Je viens d'apprendre quelque chose de très important qui se prépare dans le domaine réglementaire. Le Trésor américain transforme essentiellement les émetteurs de stablecoins en gardiens de la conformité, et cette nouvelle sur la lutte contre le blanchiment d'argent (LBA) va remodeler le fonctionnement des tokens liés au dollar.
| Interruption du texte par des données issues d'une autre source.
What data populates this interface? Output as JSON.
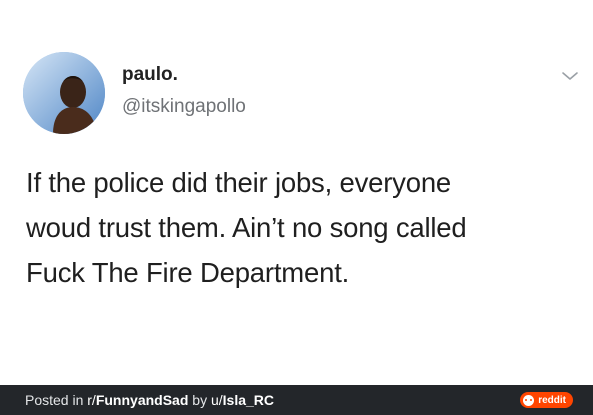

Voici ce qui arrive : FinCEN et l'OFAC élaborent des règles qui obligeraient les émetteurs de stablecoins à intégrer des interrupteurs d'arrêt directement dans leurs tokens. Nous parlons de la capacité de bloquer, de geler ou de rejeter des transactions à volonté. C'est essentiellement une exigence de la loi sur le secret bancaire, mais pour la blockchain. Chaque émetteur opérant aux États-Unis devrait mettre en place des programmes complets de LBA - diligence raisonnable sur les clients, signalement d'activités suspectes, toute la pile de conformité.

Du côté des sanctions, l'OFAC exige des contrôles basés sur le risque à la fois sur les marchés primaires (émission et rachat) et sur les marchés secondaires. L'objectif est évident : détecter tout ce qui pourrait violer les sanctions américaines avant que cela ne se produise. Ce cadre de nouvelles sur la LBA s'intègre dans la loi GENIUS, qui classe officiellement les émetteurs de stablecoins de paiement comme des institutions financières.

Maintenant, le Trésor présente cela comme une démarche en faveur de l'innovation, arguant que des normes fédérales claires soutiendront en réalité l'adoption des stablecoins dans le système financier américain. Leur rapport de mars 2026 au Congrès indique que des outils de conformité plus stricts peuvent lutter contre le financement illicite tout en maintenant la compétitivité des États-Unis dans les actifs numériques. Le conseiller en crypto de la Maison Blanche a même suggéré que cela pourrait attirer de nouveaux capitaux dans le secteur bancaire américain.

Mais voici la réalité : des émetteurs comme Circle disposent déjà de ces capacités, donc pour eux, il s'agit simplement d'une formalisation. Pour d'autres, cela signifie déployer des analyses blockchain avancées à grande échelle, ce qui devient rapidement coûteux. L'exigence de surveiller et d'intervenir sur les marchés secondaires est là où les choses deviennent compliquées - c'est une toute nouvelle couche d'infrastructure de conformité.

Ce développement en matière de LBA met aussi la pression sur la façon dont différentes juridictions abordent la supervision des stablecoins. On voit des luttes de pouvoir entre États et fédéral, et maintenant que le Trésor définit ce qui constitue des normes « substantiellement similaires », les émetteurs devront réfléchir sérieusement à leur lieu de domiciliation. Les enjeux sont réels - les dirigeants pourraient faire face à une responsabilité pénale pour de fausses certifications de conformité.

En résumé : le cadre réglementaire des stablecoins se durcit. Que vous le voyiez comme des garde-fous nécessaires ou comme une friction inutile, cela dépend probablement de votre point de vue, mais une chose est claire : la fin de l'ère où les stablecoins évoluaient dans une zone grise est proche. Quiconque suit la réglementation des actifs numériques doit prêter attention à la façon dont ces règles de LBA seront réellement mises en œuvre une fois qu'elles seront ouvertes à la consultation publique.